September 25, 2017 in Edmonton, Alberta, Canada

Hosted in partnership with the O'Brien Institute for Public Health

Matching the supply of doctors with Alberta's needs

Des Gorman profile picDr. Des Gorman is a Professor of Medicine and Associate Dean of the Faculty of Medical and Health Sciences at the University of Auckland. From 2005 to 2010 inclusive, he was the Head of the School of Medicine of that university.

He has a BSc, MBChB, and MD degree from the University of Auckland, as well as a PhD from the University of Sydney. The two doctorates were awarded for in-vivo research into brain injuries. Dr. Gorman’s primary interests are: health system design and funding, health workforce planning and development; and, from a clinical perspective, brain injury, diving medicine, occupational medicine, and toxicology. He has more than 250 publications.

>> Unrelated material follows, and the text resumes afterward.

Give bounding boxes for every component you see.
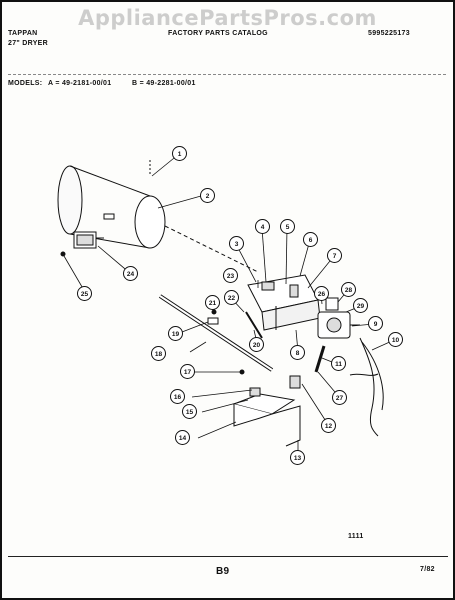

He is a member of the Board of Directors of the New Zealand Accident Compensation and Rehabilitation Corporation, and is the Executive Chairman of Health Workforce New Zealand, as well as being a member of the Capital Investment Committee of the Ministry of Health. He was a member of the Government’s welfare working group, whose report led to a reform of the New Zealand welfare system. Dr. Gorman is currently overseeing or is involved in health reforms in a number of different jurisdictions.

He has served in both the Royal Australian Navy and the Royal New Zealand Navy. During his service in the former, he trained as both a submariner and as a diver.